Die erste Idee zur Erschließung des Hausberges von Adelboden, des steilen und bewaldeten Südhangs der Schwandfeldspitze bzw. der nahe gelegenen Tschentenalp, entstand schon im Jahr 1912. Die Initianten haben hier sogar gleich zwei Standseilbahnen geplant, die Umsetzung wurde jedoch durch den Ausbruch des 1. Weltkrieges unmöglich gemacht. Auch weitere Projekte, im Jahr 1925 das einer Pendelbahn und 1933 einer Standseilbahn, wurden nicht umgesetzt. Beim Projekt aus dem Jahr 1925 verstrichen nutzlos alle Fristen und bei jenem aus dem Jahr 1933 wurde das nötige Geld nicht sichergestellt. Den dritten Versuch in der Zwischenkriegszeit im Jahr 1938 hat schließlich wieder der Kriegsausbruch verhindert.
Die erste Anlage war eine VR-101-Sesselbahn
Für die Erschließung der Tschentenalp hat man sich nach dem 2. Weltkrieg weiter bemüht, auch wenn in Adelboden inzwischen zwei Schlepplifte auf anderen Hängen gebaut wurden.

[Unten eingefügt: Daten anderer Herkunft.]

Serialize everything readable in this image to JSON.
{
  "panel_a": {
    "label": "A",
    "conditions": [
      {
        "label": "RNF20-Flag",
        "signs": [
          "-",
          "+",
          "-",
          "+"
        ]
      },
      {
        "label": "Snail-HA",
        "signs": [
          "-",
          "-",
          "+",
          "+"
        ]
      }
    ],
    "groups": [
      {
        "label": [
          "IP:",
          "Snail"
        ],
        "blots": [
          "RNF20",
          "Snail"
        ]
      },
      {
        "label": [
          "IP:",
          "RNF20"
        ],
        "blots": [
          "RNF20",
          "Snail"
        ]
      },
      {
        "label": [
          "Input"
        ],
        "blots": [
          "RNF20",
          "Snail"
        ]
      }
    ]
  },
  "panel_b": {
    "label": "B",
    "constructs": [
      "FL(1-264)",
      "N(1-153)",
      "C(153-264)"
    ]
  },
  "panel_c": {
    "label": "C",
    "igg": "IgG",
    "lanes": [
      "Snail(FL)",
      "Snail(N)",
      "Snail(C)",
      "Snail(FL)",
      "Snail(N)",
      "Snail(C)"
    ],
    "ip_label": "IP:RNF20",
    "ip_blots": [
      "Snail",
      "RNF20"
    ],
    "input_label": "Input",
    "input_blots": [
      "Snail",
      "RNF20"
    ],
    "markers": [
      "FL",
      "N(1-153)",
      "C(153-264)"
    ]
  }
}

So fingen schließlich im Jahr 1950 Bauarbeiten für die kuppelbare VR-101-Doppelsesselbahn an, die modernste Anlage dieser Art, die es damals gab. Die Bahn wurde am 30. Dezember 1950 eröffnet. Als Novum bei diesem Seilbahntyp wurden die Laufrollen in der Talstation und auf den ersten fünf Stützen mit Gummieinlagen ausgerüstet, um den Lärmpegel im mit zahlreichen Ferienhäusern verbauten Gebiet zu vermindern. Mit der Fahrgeschwindigkeit von 2,5 m/s erreichte diese Sesselbahn eine stündliche Förderleistung von 300 Personen. Mit der Steigung von max. 76 % war diese Bahn die steilste VR-101-Bahn der Schweiz. Im Jahr 1958 wurde auf der Tschentenalp ein Schlepplift der Firma Habegger eröffnet, 1969 folgte – ebenfalls von Habegger – eine fixe Doppelsesselbahn.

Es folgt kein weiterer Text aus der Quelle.